Awesome
LigDream: Shape-Based Compound Generation
THIS PROJECT IS NOT LONGER ACTIVE. IT IS MADE AVAILABLE WITHOUT ANY SUPPORT.
Citing
If you are using content of the repository please consider citing the follow work:
@article{skalic2019shape,
title={Shape-Based Generative Modeling for de-novo Drug Design},
author={Skalic, Miha and Jim{\'e}nez Luna, Jos{\'e} and Sabbadin, Davide and De Fabritiis, Gianni},
journal={Journal of chemical information and modeling},
doi = {10.1021/acs.jcim.8b00706},
publisher={ACS Publications}
}
Requirements
Model training is written in pytorch==0.3.1
and uses keras==2.2.2
for data loaders. RDKit==2017.09.2.0
and HTMD==1.13.9
are needed for molecule manipulation.
Add the repo to your pythonpath
export PYTHONPATH=/path/to/ligdream/repo/:$PYTHONPATH
Before starting
For the training a smi file is needed. We used subset of the Zinc15 dataset, using only the drug-like. The same cleaned dataset can be retrieve by using the getDataset.sh
script. The latter will download the smi file required for the training (see next section).
bash getDataset.sh
In the traindataset
folder there will be the zinc15_druglike_clean_canonical_max60.smi
file that is required for the training step (see next section).
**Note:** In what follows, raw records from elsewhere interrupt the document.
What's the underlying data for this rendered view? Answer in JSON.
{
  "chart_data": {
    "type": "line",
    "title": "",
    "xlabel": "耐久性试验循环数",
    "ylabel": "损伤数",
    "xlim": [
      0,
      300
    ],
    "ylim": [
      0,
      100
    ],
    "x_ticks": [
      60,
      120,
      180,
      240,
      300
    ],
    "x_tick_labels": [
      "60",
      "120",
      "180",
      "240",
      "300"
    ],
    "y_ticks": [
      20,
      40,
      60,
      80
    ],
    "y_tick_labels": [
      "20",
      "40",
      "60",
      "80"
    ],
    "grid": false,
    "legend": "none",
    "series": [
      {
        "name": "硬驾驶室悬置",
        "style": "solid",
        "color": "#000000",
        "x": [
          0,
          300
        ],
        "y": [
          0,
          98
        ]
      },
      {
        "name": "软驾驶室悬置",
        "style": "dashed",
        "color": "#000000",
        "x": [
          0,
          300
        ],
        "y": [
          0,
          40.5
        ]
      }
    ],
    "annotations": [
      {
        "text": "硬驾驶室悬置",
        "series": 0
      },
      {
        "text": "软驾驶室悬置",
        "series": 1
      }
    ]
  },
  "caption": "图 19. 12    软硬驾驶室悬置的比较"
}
For the generation stage the model files are necessary. It is possible to use the ones that are generated during the training step or you can download the ones that we have already generated by using the following script:
bash getWeights.sh
In the modelweights
folder there will be the three models:
- decoder-210000.pkl
- encoder-210000.pkl
- vae-210000.pkl
Training
Note that training runs on a GPU and it will take several days to complete.
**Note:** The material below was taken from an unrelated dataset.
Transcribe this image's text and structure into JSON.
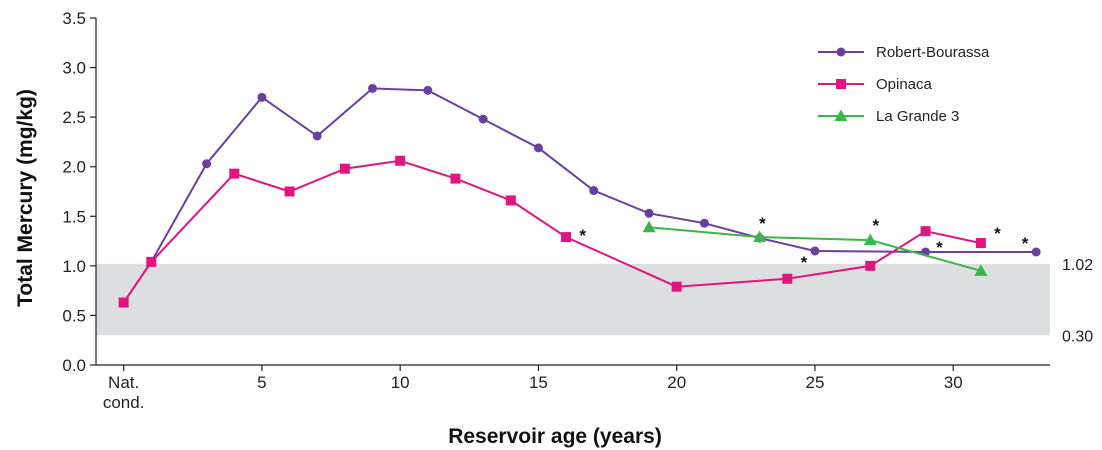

First construct a set of training molecules:
$ python prepare_data.py -i "./path/to/my/smiles.smi" -o "./path/to/my/smiles.npy"
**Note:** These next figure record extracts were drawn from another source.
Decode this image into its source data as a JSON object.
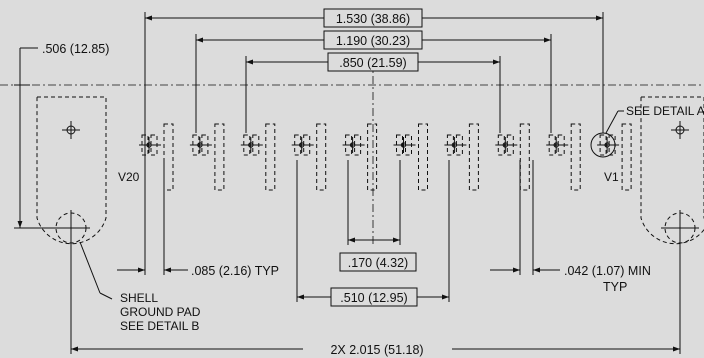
{
  "dimensions": {
    "overall_width": "1.530 (38.86)",
    "outer_pin_span": "1.190 (30.23)",
    "inner_pin_span": ".850 (21.59)",
    "height": ".506 (12.85)",
    "pin_width": ".085 (2.16) TYP",
    "center_gap": ".170 (4.32)",
    "mid_span": ".510 (12.95)",
    "min_gap": ".042 (1.07) MIN",
    "min_gap_note": "TYP",
    "shell_spacing": "2X 2.015 (51.18)"
  },
  "labels": {
    "left_pin": "V20",
    "right_pin": "V1",
    "see_detail_a": "SEE DETAIL A",
    "shell_line1": "SHELL",
    "shell_line2": "GROUND PAD",
    "shell_line3": "SEE DETAIL B"
  }
}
Secondly, execute the training of a model:
$ python train.py -i "./path/to/my/smiles.npy" -o "./path/to/models"
Generation
Web based compund generation is available at https://playmolecule.org/LigDream/.
For an example of local novel compound generation please follow notebook generate.ipynb
.
License
Code is released under GNU AFFERO GENERAL PUBLIC LICENSE.